The other day, I couldn’t help but think about that popular saying, “Even the best-laid plans sometimes go wrong.”
From a young age, I was a planner. There’s a part of me that just really enjoys everything having its proper place, being organized, and being “just so.” Unfortunately, while that part of me works amazingly well when it comes to keeping a tidy and functional home, it doesn’t always translate successfully to life.
I grew up in a small town in Ohio. (When I say “small,” I mean 2 traffic lights, 1,500 people, and a 20-minute drive to the nearest Walmart.) Growing up, the “world” that I saw was pretty straightforward: graduate high school, maybe go away for college, move back home, get a job, get married, buy a house, have kids, raise your family, and then enjoy your retirement years. I didn’t know there was any other way. So, I planned my life to align with that path.
After high school, I moved to Columbus to attend college at Ohio State. It was my first urban experience. While I didn’t really know anything about living in a city, I knew that I loved it – the people, the activities, the diversity, the culture, the energy, all of it.
However, I didn’t really branch out much socially. My high school boyfriend was there, as were some of my friends from back home, including one of my best friends from grade school.
While I certainly had a lot of fun in college, part of me wonders if I subconsciously kept my circle small because it was more in line with “the plan.” After all, if I became close friends with a bunch of new people, I would ultimately have to say good-bye to them when I moved back home, and that would be painful, right? Best to play it safe and stick to the plan.
As my time in college drew nearer to a close and it was time to apply to law school (another crucial step in “the plan”), I was torn. I had really enjoyed living in a city, and I yearned to move to a bigger city for law school. But what if I moved even further away from home and really liked it? How would I reconcile those feelings with the plan to ultimately move back home?
Looking back, I can see now that I was negotiating with different parts of myself: the planner part, the “good girl” part, the fiery part, and the independent part, to name a few. This inner negotiation created a lot of tension for me, as each “part” was trying to protect me from perceived negative consequences in the future.
The planner and the “good girl” parts were trying to protect me from disappointing my family and friends by choosing to live further away from home. Meanwhile, the fiery and independent parts were trying to protect me from living a life that (while perfectly acceptable) would not fill my spirit with love and happiness.
Finally, all of my “parts” reached a deal: I would move to Chicago for law school and work there for a few years, live it up in the city in my 20’s, and then once I got married and was ready to have kids in my 30’s, my husband and I would move back to Ohio. A slight detour from the plan, but eventually, I would get “back on track.” Phew – crisis averted.
For the next few years, the modified plan went forward, mostly without a hitch. I excelled in law school, earning several awards and graduating with high honors. I had my first real job lined up for after I graduated law school, and I spent that summer studying to take the bar exam.

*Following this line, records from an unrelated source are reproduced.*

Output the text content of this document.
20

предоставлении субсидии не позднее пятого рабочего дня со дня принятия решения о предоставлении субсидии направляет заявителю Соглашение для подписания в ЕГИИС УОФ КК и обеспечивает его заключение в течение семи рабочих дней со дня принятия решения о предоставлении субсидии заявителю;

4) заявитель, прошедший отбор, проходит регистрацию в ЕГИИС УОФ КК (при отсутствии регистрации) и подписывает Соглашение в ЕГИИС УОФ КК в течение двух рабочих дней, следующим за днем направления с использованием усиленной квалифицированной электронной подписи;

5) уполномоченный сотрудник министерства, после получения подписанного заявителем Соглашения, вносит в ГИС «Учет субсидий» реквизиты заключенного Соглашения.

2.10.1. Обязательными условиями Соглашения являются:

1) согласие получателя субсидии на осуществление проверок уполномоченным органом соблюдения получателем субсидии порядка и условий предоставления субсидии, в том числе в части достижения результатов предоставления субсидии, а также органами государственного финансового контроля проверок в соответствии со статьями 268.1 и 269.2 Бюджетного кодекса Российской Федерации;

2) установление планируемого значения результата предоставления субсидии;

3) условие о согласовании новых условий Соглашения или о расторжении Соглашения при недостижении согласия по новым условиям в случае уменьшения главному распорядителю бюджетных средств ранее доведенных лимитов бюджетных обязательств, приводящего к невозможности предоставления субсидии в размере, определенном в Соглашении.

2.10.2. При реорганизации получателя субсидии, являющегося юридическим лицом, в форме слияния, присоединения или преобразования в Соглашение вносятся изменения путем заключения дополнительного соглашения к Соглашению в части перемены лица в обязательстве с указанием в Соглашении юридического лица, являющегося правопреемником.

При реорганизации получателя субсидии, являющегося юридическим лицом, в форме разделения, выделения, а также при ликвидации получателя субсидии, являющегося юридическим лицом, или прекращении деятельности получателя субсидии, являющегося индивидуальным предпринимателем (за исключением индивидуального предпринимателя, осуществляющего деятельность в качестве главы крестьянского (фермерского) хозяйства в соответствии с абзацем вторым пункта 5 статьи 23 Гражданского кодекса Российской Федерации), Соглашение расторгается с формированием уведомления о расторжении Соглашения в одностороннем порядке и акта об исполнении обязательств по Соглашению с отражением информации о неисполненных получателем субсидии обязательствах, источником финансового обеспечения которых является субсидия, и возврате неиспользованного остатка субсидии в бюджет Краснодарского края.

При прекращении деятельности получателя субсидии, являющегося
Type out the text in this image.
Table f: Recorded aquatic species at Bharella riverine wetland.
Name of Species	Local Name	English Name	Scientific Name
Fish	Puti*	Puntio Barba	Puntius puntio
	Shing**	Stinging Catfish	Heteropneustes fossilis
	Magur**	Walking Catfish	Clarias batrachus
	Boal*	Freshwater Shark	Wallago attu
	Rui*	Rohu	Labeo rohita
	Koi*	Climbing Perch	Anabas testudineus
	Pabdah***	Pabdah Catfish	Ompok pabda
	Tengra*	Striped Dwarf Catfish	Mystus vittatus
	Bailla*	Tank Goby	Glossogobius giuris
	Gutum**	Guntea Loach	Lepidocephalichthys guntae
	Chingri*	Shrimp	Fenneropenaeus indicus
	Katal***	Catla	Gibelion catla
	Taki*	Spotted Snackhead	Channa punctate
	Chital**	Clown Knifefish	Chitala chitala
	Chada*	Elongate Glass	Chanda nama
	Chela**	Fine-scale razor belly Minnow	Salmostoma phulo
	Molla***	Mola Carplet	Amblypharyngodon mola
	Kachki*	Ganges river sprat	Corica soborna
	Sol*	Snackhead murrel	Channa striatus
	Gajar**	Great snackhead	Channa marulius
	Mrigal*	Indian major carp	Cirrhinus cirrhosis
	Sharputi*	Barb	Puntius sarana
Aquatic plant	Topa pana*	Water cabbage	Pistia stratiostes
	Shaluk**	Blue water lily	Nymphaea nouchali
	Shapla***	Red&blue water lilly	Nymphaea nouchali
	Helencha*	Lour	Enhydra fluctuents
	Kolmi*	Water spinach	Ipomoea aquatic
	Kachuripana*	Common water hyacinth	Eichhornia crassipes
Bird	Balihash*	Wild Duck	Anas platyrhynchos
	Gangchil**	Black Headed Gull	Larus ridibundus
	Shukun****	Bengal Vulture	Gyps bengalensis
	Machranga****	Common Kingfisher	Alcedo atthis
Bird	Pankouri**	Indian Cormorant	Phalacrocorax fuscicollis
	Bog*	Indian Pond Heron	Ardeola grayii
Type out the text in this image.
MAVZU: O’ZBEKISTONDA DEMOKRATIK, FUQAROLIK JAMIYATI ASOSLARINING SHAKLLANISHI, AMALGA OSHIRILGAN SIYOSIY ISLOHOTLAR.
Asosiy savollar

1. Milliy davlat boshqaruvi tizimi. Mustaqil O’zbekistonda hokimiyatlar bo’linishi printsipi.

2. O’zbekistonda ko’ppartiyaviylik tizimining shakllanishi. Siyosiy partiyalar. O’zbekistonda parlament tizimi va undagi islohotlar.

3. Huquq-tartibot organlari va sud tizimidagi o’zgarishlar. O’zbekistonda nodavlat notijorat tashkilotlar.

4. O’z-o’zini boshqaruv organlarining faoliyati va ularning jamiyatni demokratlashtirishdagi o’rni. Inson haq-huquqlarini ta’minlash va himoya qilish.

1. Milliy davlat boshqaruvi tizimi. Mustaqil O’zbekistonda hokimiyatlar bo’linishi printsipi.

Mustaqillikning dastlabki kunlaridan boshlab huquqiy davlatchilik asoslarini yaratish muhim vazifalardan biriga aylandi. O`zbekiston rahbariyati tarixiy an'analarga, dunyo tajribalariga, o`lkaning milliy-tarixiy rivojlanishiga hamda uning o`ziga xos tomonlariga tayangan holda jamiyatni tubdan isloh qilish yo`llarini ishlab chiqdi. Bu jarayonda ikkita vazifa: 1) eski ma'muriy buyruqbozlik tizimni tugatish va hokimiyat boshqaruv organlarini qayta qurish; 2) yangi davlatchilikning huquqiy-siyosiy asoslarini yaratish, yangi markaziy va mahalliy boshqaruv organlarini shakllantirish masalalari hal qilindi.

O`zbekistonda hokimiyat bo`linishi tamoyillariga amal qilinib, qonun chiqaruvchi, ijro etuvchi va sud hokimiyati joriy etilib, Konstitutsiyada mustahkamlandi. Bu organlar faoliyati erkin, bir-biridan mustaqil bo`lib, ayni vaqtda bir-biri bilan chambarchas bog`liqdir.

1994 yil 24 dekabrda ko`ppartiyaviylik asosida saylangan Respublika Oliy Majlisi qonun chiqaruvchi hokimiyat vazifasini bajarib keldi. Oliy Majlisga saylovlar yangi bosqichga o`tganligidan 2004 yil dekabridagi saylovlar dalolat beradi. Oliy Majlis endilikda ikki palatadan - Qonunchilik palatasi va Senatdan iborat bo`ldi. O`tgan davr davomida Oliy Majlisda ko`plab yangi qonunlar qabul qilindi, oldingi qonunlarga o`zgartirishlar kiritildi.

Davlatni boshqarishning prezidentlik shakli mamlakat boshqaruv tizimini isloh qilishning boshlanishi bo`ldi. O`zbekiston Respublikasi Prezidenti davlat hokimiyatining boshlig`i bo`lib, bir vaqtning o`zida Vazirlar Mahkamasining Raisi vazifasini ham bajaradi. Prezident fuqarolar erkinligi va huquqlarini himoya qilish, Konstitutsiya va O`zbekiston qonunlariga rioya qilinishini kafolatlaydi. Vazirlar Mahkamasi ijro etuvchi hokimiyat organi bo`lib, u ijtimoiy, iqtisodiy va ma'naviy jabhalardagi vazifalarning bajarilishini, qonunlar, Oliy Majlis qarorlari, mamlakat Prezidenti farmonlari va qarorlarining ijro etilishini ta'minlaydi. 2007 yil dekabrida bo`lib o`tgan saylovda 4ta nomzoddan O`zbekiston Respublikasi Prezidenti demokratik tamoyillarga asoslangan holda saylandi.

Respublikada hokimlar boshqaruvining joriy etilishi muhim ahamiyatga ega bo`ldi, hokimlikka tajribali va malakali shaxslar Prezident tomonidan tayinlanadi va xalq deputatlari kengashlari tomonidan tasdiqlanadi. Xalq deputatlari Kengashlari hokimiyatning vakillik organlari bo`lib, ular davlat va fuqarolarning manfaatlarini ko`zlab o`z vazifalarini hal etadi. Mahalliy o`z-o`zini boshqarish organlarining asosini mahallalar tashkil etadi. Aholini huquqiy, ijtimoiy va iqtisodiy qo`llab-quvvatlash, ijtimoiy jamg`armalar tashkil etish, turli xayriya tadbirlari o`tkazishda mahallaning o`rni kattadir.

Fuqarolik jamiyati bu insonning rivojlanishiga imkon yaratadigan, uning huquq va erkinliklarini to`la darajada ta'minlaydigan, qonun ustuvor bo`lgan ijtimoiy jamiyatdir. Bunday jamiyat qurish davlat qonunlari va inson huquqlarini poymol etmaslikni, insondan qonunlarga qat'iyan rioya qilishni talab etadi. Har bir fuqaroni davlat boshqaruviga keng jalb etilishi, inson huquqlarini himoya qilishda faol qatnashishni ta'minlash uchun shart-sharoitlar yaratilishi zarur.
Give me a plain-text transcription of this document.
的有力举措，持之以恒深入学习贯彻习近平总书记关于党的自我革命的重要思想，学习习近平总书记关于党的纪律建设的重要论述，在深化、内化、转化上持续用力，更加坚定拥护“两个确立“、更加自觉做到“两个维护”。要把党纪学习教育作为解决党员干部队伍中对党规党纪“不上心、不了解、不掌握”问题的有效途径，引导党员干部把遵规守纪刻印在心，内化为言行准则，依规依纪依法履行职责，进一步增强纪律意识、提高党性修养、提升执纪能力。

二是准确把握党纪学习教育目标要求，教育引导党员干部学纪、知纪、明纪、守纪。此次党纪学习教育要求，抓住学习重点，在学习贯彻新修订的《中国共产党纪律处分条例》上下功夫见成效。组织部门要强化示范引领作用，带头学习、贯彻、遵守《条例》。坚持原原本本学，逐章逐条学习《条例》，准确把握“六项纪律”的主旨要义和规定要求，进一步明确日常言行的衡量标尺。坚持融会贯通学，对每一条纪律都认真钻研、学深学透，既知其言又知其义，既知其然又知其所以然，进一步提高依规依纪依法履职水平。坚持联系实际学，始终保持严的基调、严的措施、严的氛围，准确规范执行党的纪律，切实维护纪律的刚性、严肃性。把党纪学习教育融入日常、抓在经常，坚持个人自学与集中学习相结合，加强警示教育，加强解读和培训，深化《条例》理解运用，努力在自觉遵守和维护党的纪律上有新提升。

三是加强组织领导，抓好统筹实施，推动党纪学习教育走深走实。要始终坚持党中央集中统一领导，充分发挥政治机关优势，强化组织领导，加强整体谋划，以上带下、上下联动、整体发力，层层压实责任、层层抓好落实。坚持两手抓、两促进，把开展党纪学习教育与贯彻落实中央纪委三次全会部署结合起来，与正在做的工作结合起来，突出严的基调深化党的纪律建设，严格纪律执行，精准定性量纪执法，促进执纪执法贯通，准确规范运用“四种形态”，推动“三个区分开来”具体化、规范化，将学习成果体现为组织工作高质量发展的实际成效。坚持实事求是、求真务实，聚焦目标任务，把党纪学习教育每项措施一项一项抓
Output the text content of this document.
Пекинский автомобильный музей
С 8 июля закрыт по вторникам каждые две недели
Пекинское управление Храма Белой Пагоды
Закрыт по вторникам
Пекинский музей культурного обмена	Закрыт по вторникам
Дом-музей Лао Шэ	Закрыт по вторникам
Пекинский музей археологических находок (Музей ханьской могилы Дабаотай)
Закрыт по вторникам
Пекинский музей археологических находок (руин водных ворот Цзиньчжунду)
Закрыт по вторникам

And then, a wrench got thrown into the plan – my long-term boyfriend and I broke up the summer after I graduated law school. We had moved to Chicago together and shared an apartment. As devastated as I was, the fiery and independent parts of me took over. I moved out, found a new apartment, and started my new job and new single life in the city.
However, after a few months, the planner and the “good girl” parts finally caught up to me. “Hey – remember the plan? You’ve fallen way off track! What are you doing?!”, they reminded me. Cue feelings of anxiety and unease about being single and the dating scene, while several of my friends were starting to get married. I didn’t have the skills or self-awareness back then to navigate those uncomfortable emotions. I ultimately reconciled with my boyfriend. The fiery and independent parts went back into hiding, and I moved forward with the plan.
Over the next few years, I got married, bought a house, and worked my way up to a position at my dream law firm in Chicago. I had checked nearly everything off the list of my perfect life plan. Then, the topic of having kids and moving back to Ohio came up. And my perfect world finally crumbled.
Because each time these topics came up in conversation, my body physically repelled them. “No!”, it screamed at me. I had never felt my body react in that way before. I was so confused – this was the next step in the plan. Why didn’t I feel ready? What was wrong with me?
There was nothing wrong with me. I didn’t feel ready because in creating the plan decades ago, I forgot to consider one crucial component: Me. My spirit. My soul. My unique energetic make-up. The plan I had created wasn’t “good” or “bad” – it simply was not compatible with ME. And for better or worse, I didn’t really meet “me” until a few years ago.
So, despite all the time, energy, effort, and resources I poured into my “plan” from age 18 through 31, when I woke up one day in March 2020, I decided to walk away from the plan and start over from scratch, with no concrete plan of what it would look like. I started with ending my marriage, then I ended my career as a divorce attorney, and then I ended my time in Chicago by moving to New York City.
It was painful. It was messy. It was scary. It was difficult. All of it. It still is sometimes. And it probably always will be, at times. But I can finally breathe again. And slowly but surely, I am finding out who I really am on a spiritual level, and I am embodying that in the external world around me.
Because at the end of the day, given the short time each one of us has on this Earth, isn’t that the only “plan” we truly need in life?